The company's only dividend was completed in December 2018 as a special one-time dividend that was part of Dell's return to the public market through repurchasing and replacing its tracking stock. Dividends are not a core part of VMware's strategy, and we believe future capital allocation will be reinvestments into the business for future projects and share buybacks. Acquisitions remain a strategy for VMware, and recent purchases focused on cloud-based software, containers, and security companies. VMware completed eight acquisitions in 2019, with notable mergers including endpoint security company Carbon Black for $2.1 billion, application development and runtime firm Pivotal for $2.7 billion, and application delivery company Avi Networks for $326 million. VMware's 2017 and 2018 acquisitions include Wavefront for cloud monitoring and analytics, E8 Security for network security, and VeloCloud for software-defined networking, alongside other cloud-based technology companies. The company sold its cloud provider offering business, vCloud Air, and decided to focus on partnering with cloud providers. As of November 2019, VMware had $1.1 billion remaining on its share-repurchase program, and we expect VMware to fully utilize the buyback authorization.
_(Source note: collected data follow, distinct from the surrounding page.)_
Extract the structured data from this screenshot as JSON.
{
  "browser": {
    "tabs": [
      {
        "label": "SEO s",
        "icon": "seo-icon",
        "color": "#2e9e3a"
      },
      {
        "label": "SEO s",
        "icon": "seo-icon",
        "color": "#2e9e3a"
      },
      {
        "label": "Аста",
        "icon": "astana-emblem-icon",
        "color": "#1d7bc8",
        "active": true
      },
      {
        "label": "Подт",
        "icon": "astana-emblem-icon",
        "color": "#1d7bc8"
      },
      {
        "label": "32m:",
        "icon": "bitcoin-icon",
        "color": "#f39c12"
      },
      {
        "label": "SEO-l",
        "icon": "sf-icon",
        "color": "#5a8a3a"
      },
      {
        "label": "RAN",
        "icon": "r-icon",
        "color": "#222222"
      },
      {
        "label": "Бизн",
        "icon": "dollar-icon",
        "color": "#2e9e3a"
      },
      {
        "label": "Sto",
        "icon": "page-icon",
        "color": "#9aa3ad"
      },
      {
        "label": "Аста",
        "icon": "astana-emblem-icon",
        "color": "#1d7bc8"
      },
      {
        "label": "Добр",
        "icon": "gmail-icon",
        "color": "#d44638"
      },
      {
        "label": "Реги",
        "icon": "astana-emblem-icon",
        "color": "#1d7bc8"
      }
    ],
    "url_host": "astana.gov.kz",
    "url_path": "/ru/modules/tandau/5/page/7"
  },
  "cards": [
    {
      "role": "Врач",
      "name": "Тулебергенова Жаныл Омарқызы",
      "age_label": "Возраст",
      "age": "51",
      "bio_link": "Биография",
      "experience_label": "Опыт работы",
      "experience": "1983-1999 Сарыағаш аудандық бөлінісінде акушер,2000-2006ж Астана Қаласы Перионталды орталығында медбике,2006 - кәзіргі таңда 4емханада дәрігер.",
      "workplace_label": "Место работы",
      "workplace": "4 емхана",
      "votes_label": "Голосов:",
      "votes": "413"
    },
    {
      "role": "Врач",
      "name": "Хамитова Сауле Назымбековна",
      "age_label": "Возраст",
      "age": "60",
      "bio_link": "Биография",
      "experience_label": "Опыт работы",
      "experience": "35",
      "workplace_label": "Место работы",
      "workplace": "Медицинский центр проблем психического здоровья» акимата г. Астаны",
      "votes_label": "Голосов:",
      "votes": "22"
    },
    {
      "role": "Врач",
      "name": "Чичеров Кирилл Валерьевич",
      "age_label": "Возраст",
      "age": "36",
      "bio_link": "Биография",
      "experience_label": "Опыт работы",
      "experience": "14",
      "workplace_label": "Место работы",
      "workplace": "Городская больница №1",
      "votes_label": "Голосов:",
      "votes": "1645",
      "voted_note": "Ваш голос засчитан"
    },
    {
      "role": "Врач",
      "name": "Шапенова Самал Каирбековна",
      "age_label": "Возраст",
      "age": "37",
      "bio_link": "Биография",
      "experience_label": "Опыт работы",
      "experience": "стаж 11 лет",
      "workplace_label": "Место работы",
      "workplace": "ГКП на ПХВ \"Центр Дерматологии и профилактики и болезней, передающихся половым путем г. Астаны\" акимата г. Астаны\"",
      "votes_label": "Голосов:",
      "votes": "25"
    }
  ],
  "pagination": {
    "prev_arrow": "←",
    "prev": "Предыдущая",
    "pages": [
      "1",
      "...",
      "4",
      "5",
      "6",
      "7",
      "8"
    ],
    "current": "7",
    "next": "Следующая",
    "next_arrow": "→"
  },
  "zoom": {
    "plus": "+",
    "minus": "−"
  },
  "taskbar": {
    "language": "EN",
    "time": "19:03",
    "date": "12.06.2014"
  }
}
We believe that VMware's management team is investing in projects and acquisitions that provide shareholder value. Management's incentive structure is highly correlated to company performance via stock price, revenue, non-GAAP operating margin, and efforts in hybrid cloud and SaaS. In our view, the incentives of management are aligned with shareholder gains.
VMware, a majority-owned subsidiary of Dell, is an industry leader in virtual machines for data center servers and computer desktops. The software provider operates in the three segments of licenses, maintenance, and professional services. Customers include enterprises utilizing data centers, end-user computing, cloud providers, and software-defined networking. The Palo Alto, California, firm operates and sells on a global scale, with about half its revenue from the United States, through direct sales, distributors, and partnerships.